Coats and umbrellas dutifully checked at the door, we entered a book lover’s dream. Briefly we checked our notions of frugality and economic realism at the door as well. The price of admission had purchased us the right to handle some remarkable first editions and old maps and manuscripts. We practiced nodding sagely at booksellers’ courteous presentations, letting some of the higher figures like $20,000 and $35,000 elicit from the two of us the merest roll of the eyes.
The love of reading is a strange catalyst in a setting like this. A favorite author or two and many authors who had never figured in our favorites’ list got us wondering whether we might be willing to part with a couple of hundred dollars for the ownership of a first edition with dust jacket virtually intact. With such a purchase we would have felt entitled to weave a narrative with which to entertain and possibly impress future guests to the house and friends at work.
“It was a little bit of a surprise to see this volume by Auden and Isherwood at the book fair last November…”
“I know I don’t need another edition of Anne Sexton…”
“Yes, see how well the print in this early edition matches the coarseness of the paper on which it appears…”

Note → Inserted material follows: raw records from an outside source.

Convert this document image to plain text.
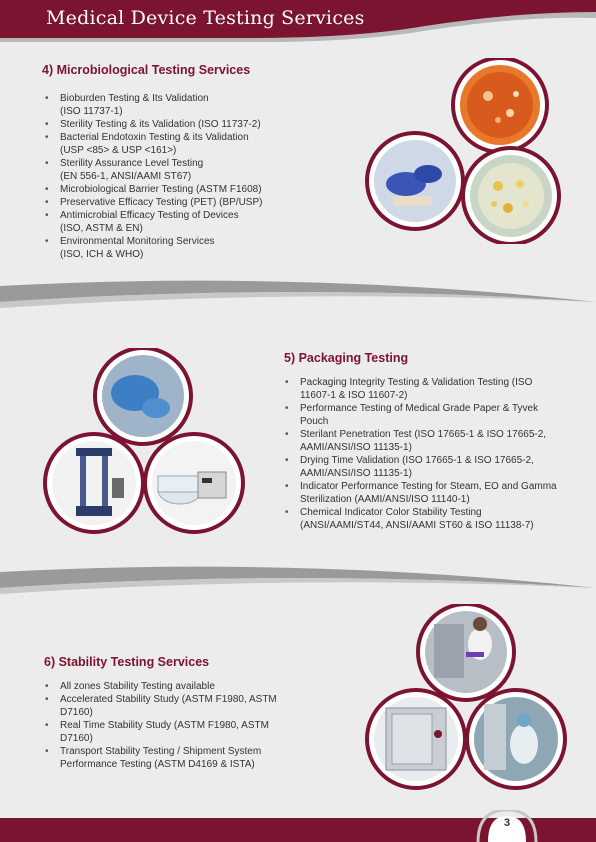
Medical Device Testing Services
4) Microbiological Testing Services
• Bioburden Testing & Its Validation
(ISO 11737-1)
• Sterility Testing & its Validation (ISO 11737-2)
• Bacterial Endotoxin Testing & its Validation
(USP <85> & USP <161>)
• Sterility Assurance Level Testing
(EN 556-1, ANSI/AAMI ST67)
• Microbiological Barrier Testing (ASTM F1608)
• Preservative Efficacy Testing (PET) (BP/USP)
• Antimicrobial Efficacy Testing of Devices
(ISO, ASTM & EN)
• Environmental Monitoring Services
(ISO, ICH & WHO)
5) Packaging Testing
• Packaging Integrity Testing & Validation Testing (ISO 11607-1 & ISO 11607-2)
• Performance Testing of Medical Grade Paper & Tyvek Pouch
• Sterilant Penetration Test (ISO 17665-1 & ISO 17665-2, AAMI/ANSI/ISO 11135-1)
• Drying Time Validation (ISO 17665-1 & ISO 17665-2, AAMI/ANSI/ISO 11135-1)
• Indicator Performance Testing for Steam, EO and Gamma Sterilization (AAMI/ANSI/ISO 11140-1)
• Chemical Indicator Color Stability Testing (ANSI/AAMI/ST44, ANSI/AAMI ST60 & ISO 11138-7)
6) Stability Testing Services
• All zones Stability Testing available
• Accelerated Stability Study (ASTM F1980, ASTM D7160)
• Real Time Stability Study (ASTM F1980, ASTM D7160)
• Transport Stability Testing / Shipment System Performance Testing (ASTM D4169 & ISTA)
3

The book itself as object of reverence and desire and even financial speculation – how far from the experience of reading with which some of us first experienced the liberating potential of an articulate author’s view of life! I still remember what freedom had seemed possible when I first saw a television production of Tennessee Williams’ play The Glass Menagerie. I had realized that my own stifled sense of home life was not unique in the lives of men and women who were considered intelligent and successful.
Almost three hours after we entered, we were at the door ready to leave. I suddenly asked for five minutes. Briefly postponing the falafel sandwich I pictured waiting for me at nearby Cafe Jaffa, I hurried down the aisles and rows of book fair stalls, looking down one and then another for a certain booth at the edge of the conference area. Earlier I had seen something that seemed an affordable memento of the day – and even an enjoyable if quirky read.
Within the requested five minutes I returned to my friend waiting at a booth near the exit. I had decided to purchase for fifteen dollars a 1960 children’s book titled Amelia and the Angels by Muriel Hooper. It was designated “scarce” in the bookseller’s pencil jotting on the flyleaf. Appropriately, it seemed to me, it was about a church mouse named Amelia.
I looked forward to the simple pleasure of reading the tale later at home, but for a short time I could relish the satisfaction of walking out of the Boston International Antiquarian Book Fair with a brown paper bag secured by a yellow sticker identifying the contents as a purchase made at the fair. No one needed to know whether those contents had cost me fifteen dollars or fifteen thousand dollars.
They simply needed to know that I loved books. Seriously.